過去に行った寺子屋の「てつがくの時間」で、「何のために勉強するの?」を話し合ったことがあります。「頭がよくなるため」「小学校で勉強するから」「勉強ができるほうが、大人になっていい仕事ができるから」「よくわからないけど勉強したほうがいいと思う」などなど、保育園児の考えもいろいろな答えが出てきました。

 

昨日から共通テストがスタートしました。新聞には、昨日の問題と回答が数ページにわたって掲載されています。

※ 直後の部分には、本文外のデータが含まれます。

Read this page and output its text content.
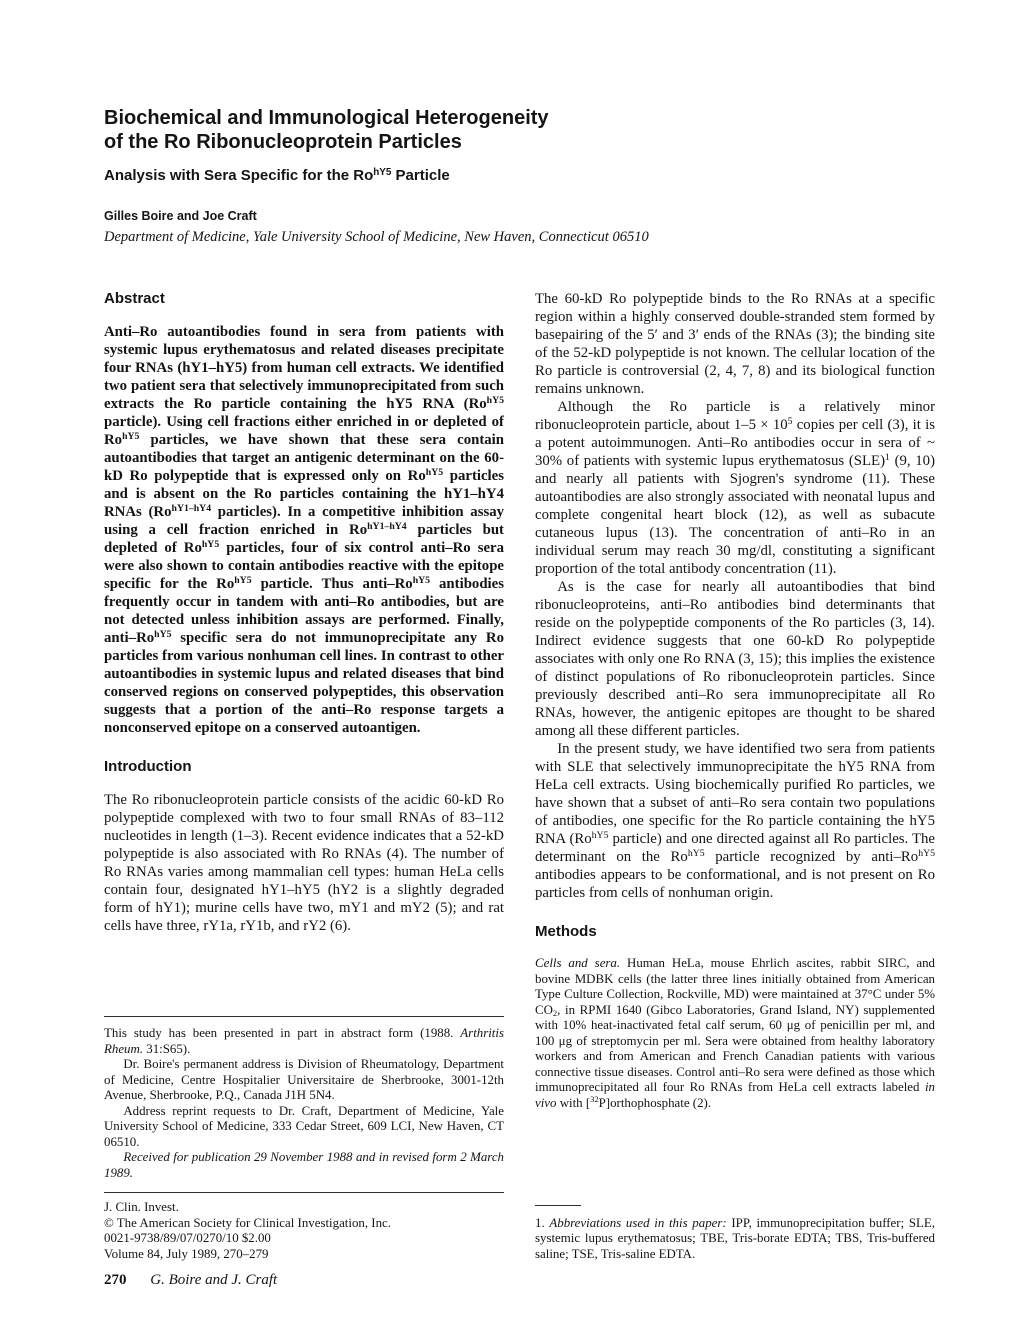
Biochemical and Immunological Heterogeneity
of the Ro Ribonucleoprotein Particles
Analysis with Sera Specific for the $Ro^{hY5}$ Particle
Gilles Boire and Joe Craft
Department of Medicine, Yale University School of Medicine, New Haven, Connecticut 06510
Abstract

Anti–Ro autoantibodies found in sera from patients with systemic lupus erythematosus and related diseases precipitate four RNAs (hY1–hY5) from human cell extracts. We identified two patient sera that selectively immunoprecipitated from such extracts the Ro particle containing the hY5 RNA ($Ro^{hY5}$ particle). Using cell fractions either enriched in or depleted of $Ro^{hY5}$ particles, we have shown that these sera contain autoantibodies that target an antigenic determinant on the 60-kD Ro polypeptide that is expressed only on $Ro^{hY5}$ particles and is absent on the Ro particles containing the hY1–hY4 RNAs ($Ro^{hY1-hY4}$ particles). In a competitive inhibition assay using a cell fraction enriched in $Ro^{hY1-hY4}$ particles but depleted of $Ro^{hY5}$ particles, four of six control anti–Ro sera were also shown to contain antibodies reactive with the epitope specific for the $Ro^{hY5}$ particle. Thus anti–$Ro^{hY5}$ antibodies frequently occur in tandem with anti–Ro antibodies, but are not detected unless inhibition assays are performed. Finally, anti–$Ro^{hY5}$ specific sera do not immunoprecipitate any Ro particles from various nonhuman cell lines. In contrast to other autoantibodies in systemic lupus and related diseases that bind conserved regions on conserved polypeptides, this observation suggests that a portion of the anti–Ro response targets a nonconserved epitope on a conserved autoantigen.

Introduction

The Ro ribonucleoprotein particle consists of the acidic 60-kD Ro polypeptide complexed with two to four small RNAs of 83–112 nucleotides in length (1–3). Recent evidence indicates that a 52-kD polypeptide is also associated with Ro RNAs (4). The number of Ro RNAs varies among mammalian cell types: human HeLa cells contain four, designated hY1–hY5 (hY2 is a slightly degraded form of hY1); murine cells have two, mY1 and mY2 (5); and rat cells have three, rY1a, rY1b, and rY2 (6).

This study has been presented in part in abstract form (1988. Arthritis Rheum. 31:S65).

Dr. Boire's permanent address is Division of Rheumatology, Department of Medicine, Centre Hospitalier Universitaire de Sherbrooke, 3001-12th Avenue, Sherbrooke, P.Q., Canada J1H 5N4.

Address reprint requests to Dr. Craft, Department of Medicine, Yale University School of Medicine, 333 Cedar Street, 609 LCI, New Haven, CT 06510.

Received for publication 29 November 1988 and in revised form 2 March 1989.

J. Clin. Invest.

© The American Society for Clinical Investigation, Inc.

0021-9738/89/07/0270/10 $2.00

Volume 84, July 1989, 270–279

The 60-kD Ro polypeptide binds to the Ro RNAs at a specific region within a highly conserved double-stranded stem formed by basepairing of the 5′ and 3′ ends of the RNAs (3); the binding site of the 52-kD polypeptide is not known. The cellular location of the Ro particle is controversial (2, 4, 7, 8) and its biological function remains unknown.

Although the Ro particle is a relatively minor ribonucleoprotein particle, about $1-5 \times 10^5$ copies per cell (3), it is a potent autoimmunogen. Anti–Ro antibodies occur in sera of ~ 30% of patients with systemic lupus erythematosus (SLE)$^1$ (9, 10) and nearly all patients with Sjogren's syndrome (11). These autoantibodies are also strongly associated with neonatal lupus and complete congenital heart block (12), as well as subacute cutaneous lupus (13). The concentration of anti–Ro in an individual serum may reach 30 mg/dl, constituting a significant proportion of the total antibody concentration (11).

As is the case for nearly all autoantibodies that bind ribonucleoproteins, anti–Ro antibodies bind determinants that reside on the polypeptide components of the Ro particles (3, 14). Indirect evidence suggests that one 60-kD Ro polypeptide associates with only one Ro RNA (3, 15); this implies the existence of distinct populations of Ro ribonucleoprotein particles. Since previously described anti–Ro sera immunoprecipitate all Ro RNAs, however, the antigenic epitopes are thought to be shared among all these different particles.

In the present study, we have identified two sera from patients with SLE that selectively immunoprecipitate the hY5 RNA from HeLa cell extracts. Using biochemically purified Ro particles, we have shown that a subset of anti–Ro sera contain two populations of antibodies, one specific for the Ro particle containing the hY5 RNA ($Ro^{hY5}$ particle) and one directed against all Ro particles. The determinant on the $Ro^{hY5}$ particle recognized by anti–$Ro^{hY5}$ antibodies appears to be conformational, and is not present on Ro particles from cells of nonhuman origin.

Methods

Cells and sera. Human HeLa, mouse Ehrlich ascites, rabbit SIRC, and bovine MDBK cells (the latter three lines initially obtained from American Type Culture Collection, Rockville, MD) were maintained at 37°C under 5% $CO_2$, in RPMI 1640 (Gibco Laboratories, Grand Island, NY) supplemented with 10% heat-inactivated fetal calf serum, 60 μg of penicillin per ml, and 100 μg of streptomycin per ml. Sera were obtained from healthy laboratory workers and from American and French Canadian patients with various connective tissue diseases. Control anti–Ro sera were defined as those which immunoprecipitated all four Ro RNAs from HeLa cell extracts labeled in vivo with [$^{32}$P]orthophosphate (2).

1. Abbreviations used in this paper: IPP, immunoprecipitation buffer; SLE, systemic lupus erythematosus; TBE, Tris-borate EDTA; TBS, Tris-buffered saline; TSE, Tris-saline EDTA.

270 G. Boire and J. Craft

私の時代に「共通一次テスト」が初めて導入され、マークシートで、正解率が高くなるテクニックを予備校(代ゼミ)で教えてもらった記憶があります。このテクニックを使えば、知識が不十分でも65%くらいは正解できる手法でした。

 

今朝の新聞で、テスト問題を見ると、自分で考えないと回答できないような問題が多くなってきました。受験生にとって、「何のために勉強するの?」と聞けば、ほぼ全員が、「志望校に合格するため」と答えることでしょう。でも、これは短期的な目的ですね。志望校に合格してから何をするのか・・・そして大人になって進む道を受験が終わってからも、ずっと考え続けないといけません。

 

ある小学校の校長先生は、常に「何のために勉強するの?」と子どもたちに問い続けます。一番多い回答が「勉強して成績が上がれば、入学できる学校の選択肢を広げるため」

だそうです。もちろん、間違えではありませんね。でも「学校に入るために勉強するの?」と聞き返すと「そうではない」と子どもたちは答えます。

 

「何のために勉強するの?」の答えは、ますます難しくなってきましたね。

 

タレントで塾講師の林修先生が、勉強が苦手だった若者に授業をする番組で、一人の若者が「なんで勉強しなきゃいけないの」と質問します。すると林先生は「そうだよな。でも、社会に出たら答えのない問題や課題と戦っていくことになるんだよ。だからこそ、学生の時ぐらい答えのある問題を解く練習をしておくことは、決して無駄にならないと思うよ」と答えたのです。

 

これも、1つの答えですが、妙に納得しますね。保育園の子どもたちに取り組んでいることは、どちらかというと、勉強ではなく遊びの中で、社会性や人間関係力や非認知能力を高めることです。私も、保護者に対して「社会に出れば答えがないことに対して、自分で答えを出していかねばなりません。だから、子どもたちは自分で考えることが大事なのです」なんて、何度も言ってきました。

 

そして「答えが出る勉強ばっかりやっていても、その力がつかないよ」と無意識に思っていたのかもしれません。答えがある学習をたくさん経験することで、答えがない問題で、自分だけの答えを見つけることができるのでしょう。

 

やはり、最後はバランスが大事だという答えになってしまいます。(笑)

 

「勉強という認知能力」と「点数がつけられない非認知能力」の両方が大事であることに異論はありません。